From Jamie Oliver:
12 anchovy fillets in olive oil
a small glass of sweet white wine OR juice and zest of 1 lemon
24 largish fresh sage leaves
flour for dusting
for the batter:
255g/9oz strong flour
1 egg yolk
2 egg whites
155ml/5.5fl oz water
200ml/7fl oz fizzy mineral water
55ml/2fl oz olive oil
pinch of salt
marinate the anchovy fillets in the wine or lemon juice on a flat plate for at least an hour.
Make the batter by whisking the flour, salt, egg yolk and water until it is a thick custard consistency. Add the fizzy water a little at a time, then add the olive oil and stand for around 30 mins.
Moisten all the sage leaves with a little water and dust both sides with a little flour.
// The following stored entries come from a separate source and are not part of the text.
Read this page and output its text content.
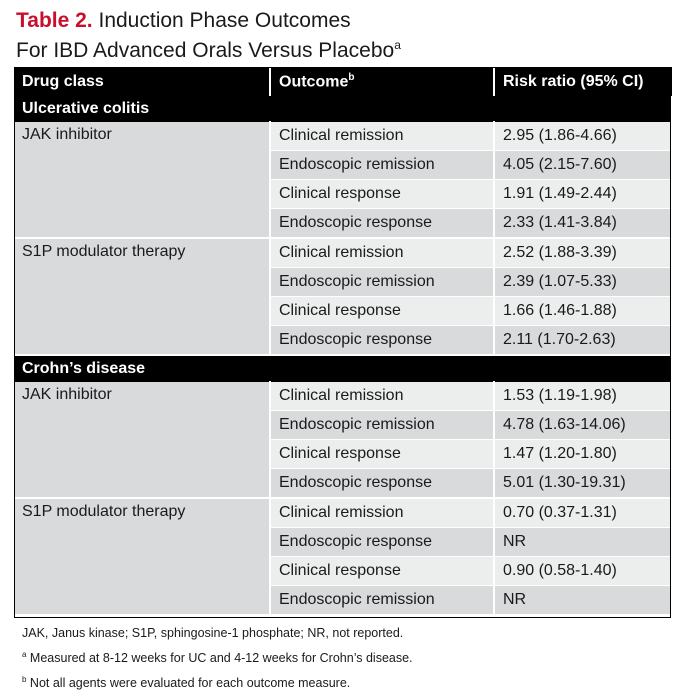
Table 2. Induction Phase Outcomes
For IBD Advanced Orals Versus Placebo$^a$
Drug class	Outcome$^b$	Risk ratio (95% CI)
Ulcerative colitis		
JAK inhibitor	Clinical remission	2.95 (1.86-4.66)
	Endoscopic remission	4.05 (2.15-7.60)
	Clinical response	1.91 (1.49-2.44)
	Endoscopic response	2.33 (1.41-3.84)
S1P modulator therapy	Clinical remission	2.52 (1.88-3.39)
	Endoscopic remission	2.39 (1.07-5.33)
	Clinical response	1.66 (1.46-1.88)
	Endoscopic response	2.11 (1.70-2.63)
Crohn’s disease		
JAK inhibitor	Clinical remission	1.53 (1.19-1.98)
	Endoscopic remission	4.78 (1.63-14.06)
	Clinical response	1.47 (1.20-1.80)
	Endoscopic response	5.01 (1.30-19.31)
S1P modulator therapy	Clinical remission	0.70 (0.37-1.31)
	Endoscopic response	NR
	Clinical response	0.90 (0.58-1.40)
	Endoscopic remission	NR
JAK, Janus kinase; S1P, sphingosine-1 phosphate; NR, not reported.
$^a$ Measured at 8-12 weeks for UC and 4-12 weeks for Crohn’s disease.
$^b$ Not all agents were evaluated for each outcome measure.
Take 2 sage leaves and put an anchovy fillet between them to make a sandwich. Squeeze together firmly so a little moisture comes out of the anchovy to bind the sandwich.
Heat the sunflower oil on high in a sturdy frying pan up to frying temperature, then turn heat down to medium. While the oil is heating whisk the egg whites with a pinch of salt until stiff, then fold into the batter until smooth.
Dip the sage/anchovy sandwich in the batter and lower into the hot oil, fry around 6 at a time for a minute until golden and crisp,then drain on kitchen paper. Serve straight away before they go soggy.